Kanadas Regierungschef Justin Trudeau kritisierte das Urteil am Mittwoch heftig. Dies sei "absolut inakzeptabel und ungerecht". Dem Beschluss sei eine willkürliche Internierung vorangegangen, im Gerichtsverfahren habe es an Transparenz gemangelt. Nicht einmal die vom internationalen Recht geforderten Mindeststandards sah Trudeau erfüllt. Die sofortige Freilassung bleibe oberste Priorität: "Wir werden weiter rund um die Uhr arbeiten, um sie so bald wie möglich nach Hause zu bringen."

Seit der Festnahme von Meng Wanzhou sind die Beziehungen zwischen den beiden Ländern angespannt. Erst am Dienstag hatte ein chinesisches Berufungsgericht das Todesurteil gegen den kanadischen Drogenschmuggler Robert Lloyd Schellenberg bestätigt. Zunächst hatte Schellenberg eine 15-jährige Haftstrafe erhalten. Kurz nach der Festnahme von Meng war das Urteil jedoch in eine Todesstrafe abgeändert worden. Beobachter kritisierten das neue Urteil als politisch motiviert. Mindestens drei kanadische Drogenschmuggler wurden in China seit Mengs Festnahme zum Tode verurteilt.

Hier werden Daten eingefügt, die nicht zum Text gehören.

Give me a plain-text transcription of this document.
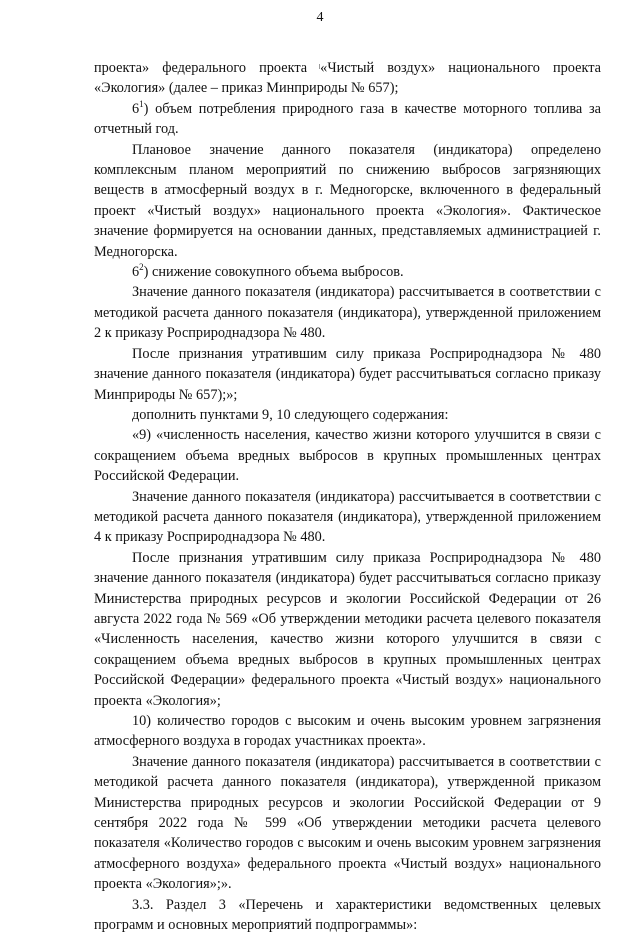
4

проекта» федерального проекта «Чистый воздух» национального проекта «Экология» (далее – приказ Минприроды № 657);

$6^1$) объем потребления природного газа в качестве моторного топлива за отчетный год.

Плановое значение данного показателя (индикатора) определено комплексным планом мероприятий по снижению выбросов загрязняющих веществ в атмосферный воздух в г. Медногорске, включенного в федеральный проект «Чистый воздух» национального проекта «Экология». Фактическое значение формируется на основании данных, представляемых администрацией г. Медногорска.

$6^2$) снижение совокупного объема выбросов.

Значение данного показателя (индикатора) рассчитывается в соответствии с методикой расчета данного показателя (индикатора), утвержденной приложением 2 к приказу Росприроднадзора № 480.

После признания утратившим силу приказа Росприроднадзора № 480 значение данного показателя (индикатора) будет рассчитываться согласно приказу Минприроды № 657);»;

дополнить пунктами 9, 10 следующего содержания:

«9) «численность населения, качество жизни которого улучшится в связи с сокращением объема вредных выбросов в крупных промышленных центрах Российской Федерации.

Значение данного показателя (индикатора) рассчитывается в соответствии с методикой расчета данного показателя (индикатора), утвержденной приложением 4 к приказу Росприроднадзора № 480.

После признания утратившим силу приказа Росприроднадзора № 480 значение данного показателя (индикатора) будет рассчитываться согласно приказу Министерства природных ресурсов и экологии Российской Федерации от 26 августа 2022 года № 569 «Об утверждении методики расчета целевого показателя «Численность населения, качество жизни которого улучшится в связи с сокращением объема вредных выбросов в крупных промышленных центрах Российской Федерации» федерального проекта «Чистый воздух» национального проекта «Экология»;

10) количество городов с высоким и очень высоким уровнем загрязнения атмосферного воздуха в городах участниках проекта».

Значение данного показателя (индикатора) рассчитывается в соответствии с методикой расчета данного показателя (индикатора), утвержденной приказом Министерства природных ресурсов и экологии Российской Федерации от 9 сентября 2022 года № 599 «Об утверждении методики расчета целевого показателя «Количество городов с высоким и очень высоким уровнем загрязнения атмосферного воздуха» федерального проекта «Чистый воздух» национального проекта «Экология»;».

3.3. Раздел 3 «Перечень и характеристики ведомственных целевых программ и основных мероприятий подпрограммы»:
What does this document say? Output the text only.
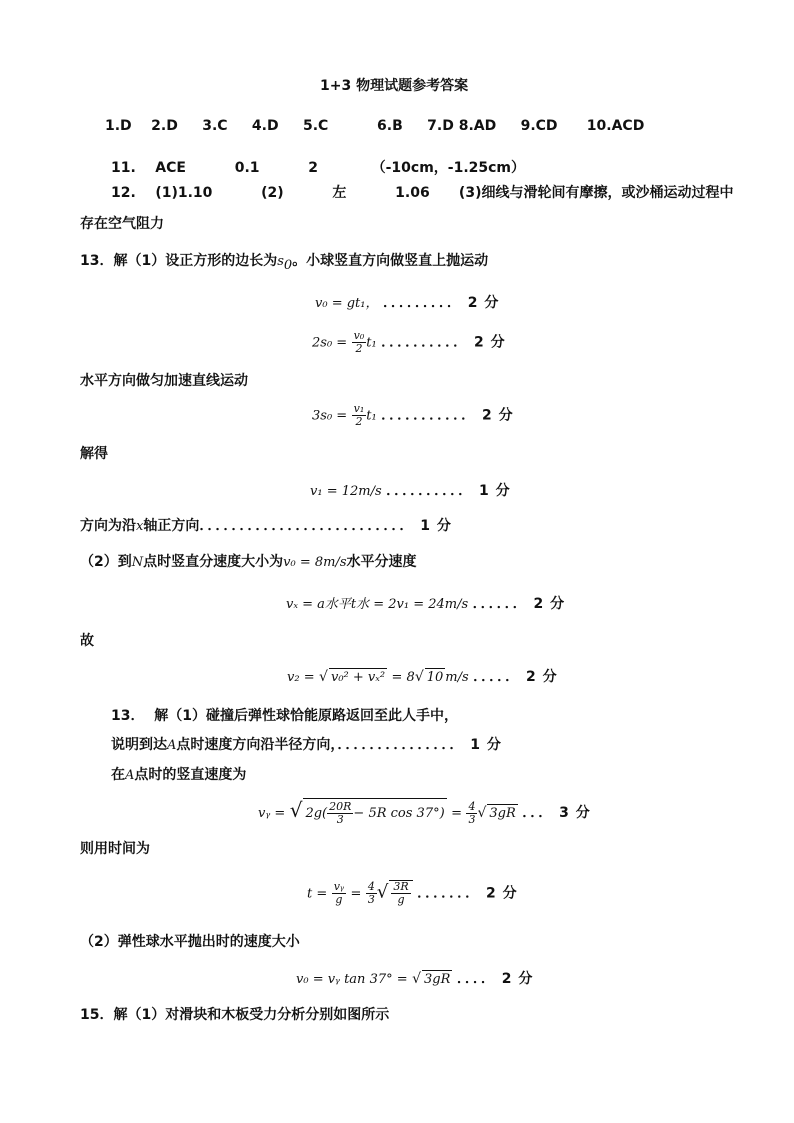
1+3 物理试题参考答案
1.D    2.D     3.C     4.D     5.C          6.B     7.D 8.AD     9.CD      10.ACD
11.    ACE          0.1          2           （-10cm，-1.25cm）
12. (1)1.10          (2)          左          1.06      (3)细线与滑轮间有摩擦，或沙桶运动过程中
存在空气阻力
13．解（1）设正方形的边长为$s_0$。小球竖直方向做竖直上抛运动
v₀ = gt₁， ．．．．．．．．． 2 分
$2s_0 = \frac{\text{v₀}}{2} t_1$ ．．．．．．．．．． 2 分
水平方向做匀加速直线运动
$3s_0 = \frac{\text{v₁}}{2} t_1$ ．．．．．．．．．．． 2 分
解得
v₁ = 12m/s ．．．．．．．．．． 1 分
方向为沿x轴正方向．．．．．．．．．．．．．．．．．．．．．．．．．． 1 分
（2）到N点时竖直分速度大小为v₀ = 8m/s水平分速度
vₓ = a水平t水 = 2v₁ = 24m/s ．．．．．． 2 分
故
v₂ = √ v₀² + vₓ² = 8√ 10 m/s ．．．．． 2 分
13． 解（1）碰撞后弹性球恰能原路返回至此人手中，
说明到达A点时速度方向沿半径方向，．．．．．．．．．．．．．．． 1 分
在A点时的竖直速度为
vᵧ = √ $2g( \frac{20R}{3} - 5R$ $\cos 37^\circ) = \frac{4}{3}$ √ 3gR ．．． 3 分
则用时间为
$t = \frac{\text{vᵧ}}{g} = \frac{4}{3}$ √ $\frac{3R}{g}$ ．．．．．．． 2 分
（2）弹性球水平抛出时的速度大小
v₀ = vᵧ tan 37° = √ 3gR ．．．． 2 分
15．解（1）对滑块和木板受力分析分别如图所示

Die EU schloss sich der Kritik aus Kanada am Mittwoch an und sprach von einer "willkürlichen Festnahme". Ungeachtet wiederholter Appelle habe Spavor kein faires Verfahren erhalten, erklärte eine Sprecherin des EU-Außenbeauftragten Josep Borrell am Mittwoch in Brüssel. Dem Kanadier sei das Recht auf eine öffentliche Verhandlung versagt worden, obwohl internationale Menschenrechtsnormen und das chinesische Strafprozessrecht dies vorschrieben.

China hatte die Entscheidung damit begründet, dass es sich um einen Fall nationaler Sicherheit handele und deshalb nicht öffentlich verhandelt werde. Die EU kritisierte außerdem, dass Spavor seine Verteidigung nicht frei wählen durfte und die konsularische Betreuung stark eingeschränkt sei. Außerdem war die Anklage wegen Gefährdung der nationalen Sicherheit erst im Juni 2020 erfolgt - eineinhalb Jahre nach seiner Festnahme.